Evidence has accumulated in recent years that many ORFs that are not annotated as coding can nevertheless be translated into proteins. This means that the amount of proteins encoded in the genome is larger than previously thought. These advancements have been possible due to a new technique, known as ribosome profiling or Ribo-Seq. The analysis of Ribo-seq data can capture the movement of the ribosome in steps of three nucleotides, which correspond to codons, and thus detect bona fide translated ORFs. Until now, these Ribo-seq ORFs were scattered in the literature and difficult to access. The new initiative will allow easy access to the data through public databases.

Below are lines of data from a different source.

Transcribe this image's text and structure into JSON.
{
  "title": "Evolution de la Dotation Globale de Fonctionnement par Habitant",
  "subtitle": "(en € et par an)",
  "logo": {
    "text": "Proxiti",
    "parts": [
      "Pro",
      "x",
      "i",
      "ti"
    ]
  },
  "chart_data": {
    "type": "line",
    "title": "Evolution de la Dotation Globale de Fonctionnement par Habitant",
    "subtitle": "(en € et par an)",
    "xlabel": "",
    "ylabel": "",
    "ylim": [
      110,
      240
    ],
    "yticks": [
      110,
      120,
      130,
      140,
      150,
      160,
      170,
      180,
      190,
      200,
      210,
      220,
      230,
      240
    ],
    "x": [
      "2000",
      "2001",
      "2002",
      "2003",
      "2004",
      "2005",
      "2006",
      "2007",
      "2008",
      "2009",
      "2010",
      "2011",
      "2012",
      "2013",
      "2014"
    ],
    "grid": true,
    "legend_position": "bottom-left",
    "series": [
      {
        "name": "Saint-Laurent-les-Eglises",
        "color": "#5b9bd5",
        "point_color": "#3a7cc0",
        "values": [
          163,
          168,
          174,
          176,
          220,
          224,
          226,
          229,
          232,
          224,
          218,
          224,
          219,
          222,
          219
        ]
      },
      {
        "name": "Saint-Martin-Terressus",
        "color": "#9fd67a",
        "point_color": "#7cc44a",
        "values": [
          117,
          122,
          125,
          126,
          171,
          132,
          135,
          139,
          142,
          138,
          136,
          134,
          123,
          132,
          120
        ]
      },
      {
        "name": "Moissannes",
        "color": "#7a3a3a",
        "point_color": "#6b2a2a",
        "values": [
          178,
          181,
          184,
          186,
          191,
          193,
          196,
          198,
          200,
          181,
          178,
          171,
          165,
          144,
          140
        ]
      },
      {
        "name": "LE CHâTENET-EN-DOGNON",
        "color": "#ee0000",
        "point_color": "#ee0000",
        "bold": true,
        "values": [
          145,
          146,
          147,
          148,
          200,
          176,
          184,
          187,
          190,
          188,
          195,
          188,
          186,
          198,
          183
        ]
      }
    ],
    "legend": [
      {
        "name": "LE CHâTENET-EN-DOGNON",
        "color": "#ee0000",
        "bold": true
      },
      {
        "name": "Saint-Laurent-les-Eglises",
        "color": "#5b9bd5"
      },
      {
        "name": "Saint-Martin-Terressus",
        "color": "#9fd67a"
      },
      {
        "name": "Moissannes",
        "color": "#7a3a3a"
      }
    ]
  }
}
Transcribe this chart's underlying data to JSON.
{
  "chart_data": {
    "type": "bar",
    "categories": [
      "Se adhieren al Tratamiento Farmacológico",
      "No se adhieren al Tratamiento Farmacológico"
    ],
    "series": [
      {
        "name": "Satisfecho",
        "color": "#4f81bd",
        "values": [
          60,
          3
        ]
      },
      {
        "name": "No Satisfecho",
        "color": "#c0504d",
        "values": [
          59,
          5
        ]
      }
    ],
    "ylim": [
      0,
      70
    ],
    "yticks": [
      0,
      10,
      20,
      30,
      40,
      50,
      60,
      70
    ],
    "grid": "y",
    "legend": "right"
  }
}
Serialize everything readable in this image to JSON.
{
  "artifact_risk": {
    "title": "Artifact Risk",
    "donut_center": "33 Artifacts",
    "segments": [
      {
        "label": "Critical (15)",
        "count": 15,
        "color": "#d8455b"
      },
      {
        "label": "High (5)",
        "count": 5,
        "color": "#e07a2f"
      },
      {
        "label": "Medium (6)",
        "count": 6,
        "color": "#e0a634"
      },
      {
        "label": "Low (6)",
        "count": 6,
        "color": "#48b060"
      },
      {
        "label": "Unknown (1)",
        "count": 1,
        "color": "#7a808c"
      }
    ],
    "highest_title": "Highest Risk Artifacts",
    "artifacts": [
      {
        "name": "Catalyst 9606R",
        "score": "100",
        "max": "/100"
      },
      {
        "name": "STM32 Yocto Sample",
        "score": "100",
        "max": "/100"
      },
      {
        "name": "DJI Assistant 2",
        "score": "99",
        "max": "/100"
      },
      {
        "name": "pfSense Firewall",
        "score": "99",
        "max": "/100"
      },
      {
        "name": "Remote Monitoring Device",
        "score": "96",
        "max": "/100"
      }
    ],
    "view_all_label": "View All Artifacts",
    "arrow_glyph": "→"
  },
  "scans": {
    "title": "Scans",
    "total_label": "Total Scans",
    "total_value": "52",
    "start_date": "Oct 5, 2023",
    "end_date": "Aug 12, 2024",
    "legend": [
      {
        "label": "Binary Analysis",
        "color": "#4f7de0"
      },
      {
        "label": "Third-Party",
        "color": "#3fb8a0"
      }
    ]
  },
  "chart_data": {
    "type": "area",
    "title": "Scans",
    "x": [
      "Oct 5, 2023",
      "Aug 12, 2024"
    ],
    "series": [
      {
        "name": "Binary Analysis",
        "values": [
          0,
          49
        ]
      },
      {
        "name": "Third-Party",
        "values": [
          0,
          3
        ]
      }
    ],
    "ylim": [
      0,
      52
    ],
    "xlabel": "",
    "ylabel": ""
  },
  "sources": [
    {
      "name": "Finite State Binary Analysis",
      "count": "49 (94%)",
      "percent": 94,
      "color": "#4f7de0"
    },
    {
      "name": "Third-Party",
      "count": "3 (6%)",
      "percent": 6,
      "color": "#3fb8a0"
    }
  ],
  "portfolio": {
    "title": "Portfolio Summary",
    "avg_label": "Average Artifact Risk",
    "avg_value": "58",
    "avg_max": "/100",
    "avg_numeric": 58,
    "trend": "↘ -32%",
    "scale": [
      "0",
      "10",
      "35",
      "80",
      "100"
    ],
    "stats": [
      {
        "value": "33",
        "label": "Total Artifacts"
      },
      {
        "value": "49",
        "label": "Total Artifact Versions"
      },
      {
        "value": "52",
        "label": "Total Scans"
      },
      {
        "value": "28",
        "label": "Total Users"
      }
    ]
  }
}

The researchers have collected data from already published studies and built a consensus list that contains 7,264 new translated ORFs, including many ORFs in long non-coding RNAs, as well as upstream ORFs (uORFs) in coding transcripts. The list will be accessible from the Gencode web page and, in subsequent phases of the project, it will be part of standard gene annotations. The project paves the way for the large-scale annotation and characterization of small proteins that have remained hidden in the genome. A more complete annotation of the human proteome will be key to identify mutations that inactivate small proteins and cause disease.
Preprint: Mudge, Ruiz-Orera, Prensner et al. A community-driven roadmap to advance research on translated open reading frames detected by Ribo-seq. bioRxiv June 10, 2021.